KEITH DUGGAN on how their manager has tried to insulate his players from the more theatrical outpouring of emotions that accompany Mayo's best and worst days
AS MAYO jetted in from their week of warm-weather training in Portugal, one of their stalwarts slipped quietly into the ether.
The retirement of Trevor Mortimer after a decade of whole-hearted service in the green and red was accompanied with surprisingly few brass notes, which is probably the way the Shrule man wanted it. But his departure adds to the staggering list of Mayo men who came within one game of winning an All-Ireland medal.
Mortimer bore the physical scars of the 2004 and 2006 All-Ireland final losses to Kerry but seemed to emerge as a stronger player, acting as captain during John O’Mahony’s tenure before being reinvented as a half-back by James Horan last year.
Horan’s tinkering was such a resounding success that Mortimer finished the year with an All-Star nomination. His most crucial intervention occurred in the game that few saw: Mayo’s near-calamity against London in Ruislip early last summer is almost forgotten now but it took exceptional leadership from both Mortimer and Andy Moran to see the side through after extra time.
Mayo recovered to win the Connacht title and to cause a significant shock by sending the All-Ireland champions packing in the All-Ireland quarter-final.
Reviewed in brief, Mayo’s last championship season seemed to offer further proof of the fact that Mayo football must always be on the brink of something either terrible or wonderful. Coping with the public’s great expectations and depressions has become part of James Horan’s brief, just as if was for all previous Mayo managers.
When Mayo lost to Cork following a mystifyingly terrible display against Donegal, Horan was questioned on the field in Castlebar about the effect of those two defeats.
“We’ll get over it but I am not sure if the Mayo public will,” he said wryly. “I am not sure where all this gloom has come from.”
But he knew. Stella Dubois has nothing on the average Mayo football supporter in full flow. The theme was recently taken up in An Spailpín Fanach, comfortably the most entertaining blog out there on politics, culture and sport: “Neither Doctor Jekyll, Mr Hyde nor the Irish weather itself are at the races with Mayo football support when it comes to mercurial mood swings. Last August we were licking our lips at the return of the county team to the top table after the desolation inflicted by Johnno’s Second Coming; now, the week after St Patrick’s Day, we are in despair once more after two bad losses in the National Football League. How can this be? Why does it always have to be either/or?”
The answer, of course, lies not so much in Mayo’s failure to win an All-Ireland title since 1951 but with the fact that three generations of teams have tantalised their public with the expectation that they are going to do so. Trevor Mortimer was captain when Mayo last played in a league final two years ago (Cork formed the opposition then too).
“Mayo supporters always travel up in great numbers,” he told The Irish Times before that match. “They are wonderful that way. But I have to say that there is a tendency among everyone in Mayo – we are probably all guilty of it – to exaggerate things at both extremes.”
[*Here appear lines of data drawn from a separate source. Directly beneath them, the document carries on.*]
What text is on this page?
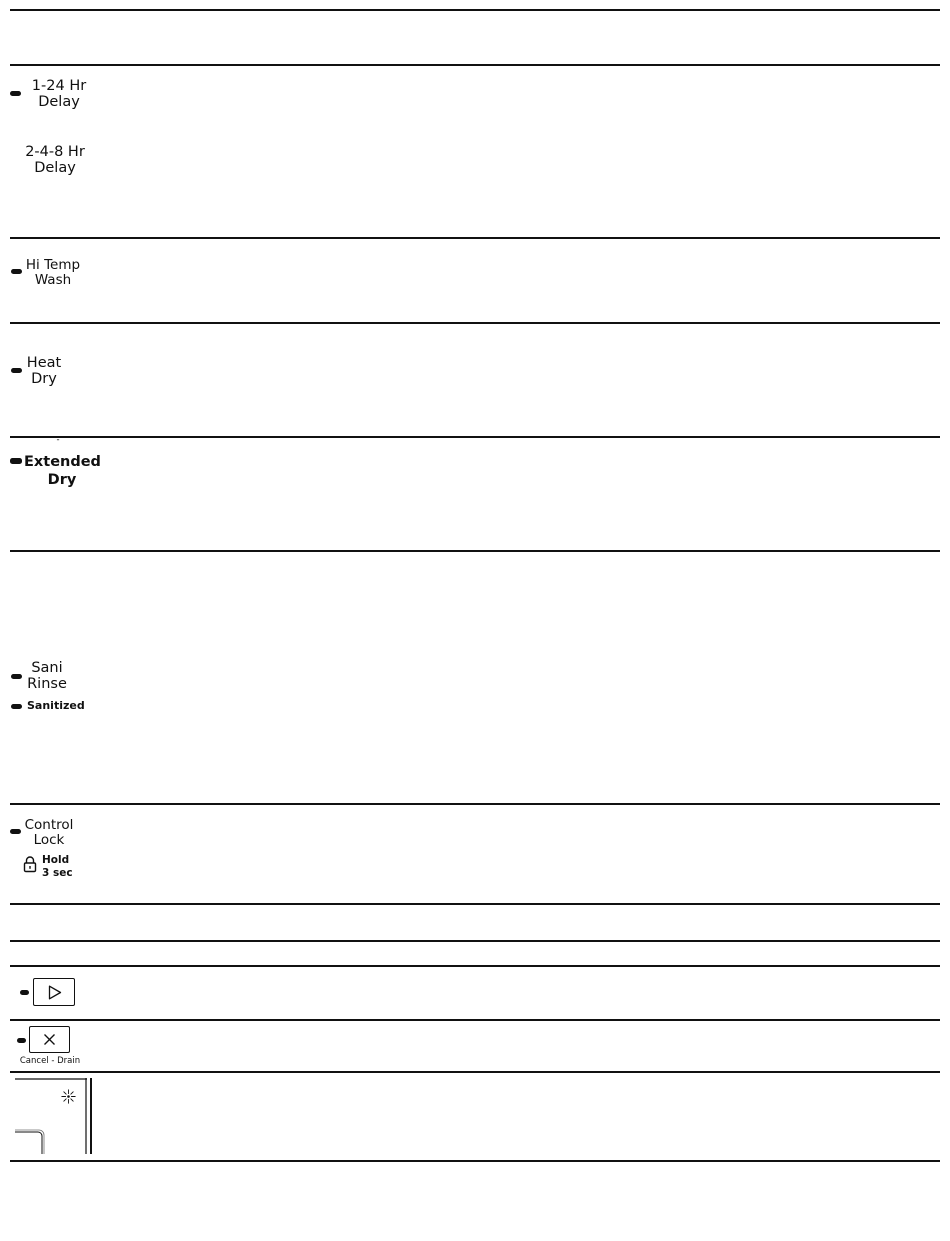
1-24 Hr
Delay
2-4-8 Hr
Delay
Hi Temp
Wash
Heat
Dry
-
Extended
Dry
Sani
Rinse
Sanitized
Control
Lock
Hold
3 sec
Cancel - Drain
Horan observed and felt the extreme emotions first as a player on the Mayo All-Ireland final teams of 1996 and 1997 and was at an impressionable age in 1989 when the county reached its first final since 1951. His way of coping with the highs and lows as manager is to keep a steady, low-key perspective on both good days and bad.
“The game plan doesn’t change,” he insisted on the day of the Cork game.
A week later, Mayo put in a thrillingly complete display against Dublin and then earned a draw down in Kerry and then held their nerve in that extra-time duel against Kerry two weeks ago. The mood barometer is soaring towards the heavens again.
There is nothing that Mayo’s management or the squad can do about that except to stick to Horan’s mantra that they will go about their business.
Paul Galvin’s observation that there is “something different” about Mayo now should be heeded. One new trait was the way in which they just stuck about to see what would happen.
If previous Mayo teams were guilty of anything, it was their inclination to accept that the fates were against them on a given day. “But this was different,” observed An Spailpín Fanach after the semi-final win.
“When the midfield began to burn diesel Mayo kept on going, ignoring the black smoke belching between the 45-metre lines. The penny had dropped: Mayo knew that, even though they were struggling, they were always in the game. That Kerry would make mistakes as we all make mistakes and those mistakes would give Mayo a chance. Which is exactly what happened.”
Of course, with Mayo, it only takes one bad day for the keening to begin anew and playing a team like Cork, with their tremendous power and the fact that they have yet to fully light up this year, comes with warnings.
All James Horan and Mayo can do is play. And if Horan has managed to insulate his players from the more theatrical outpouring of emotions that accompany the best and worst of Mayo’s days, then he has made already made them a tougher team to beat.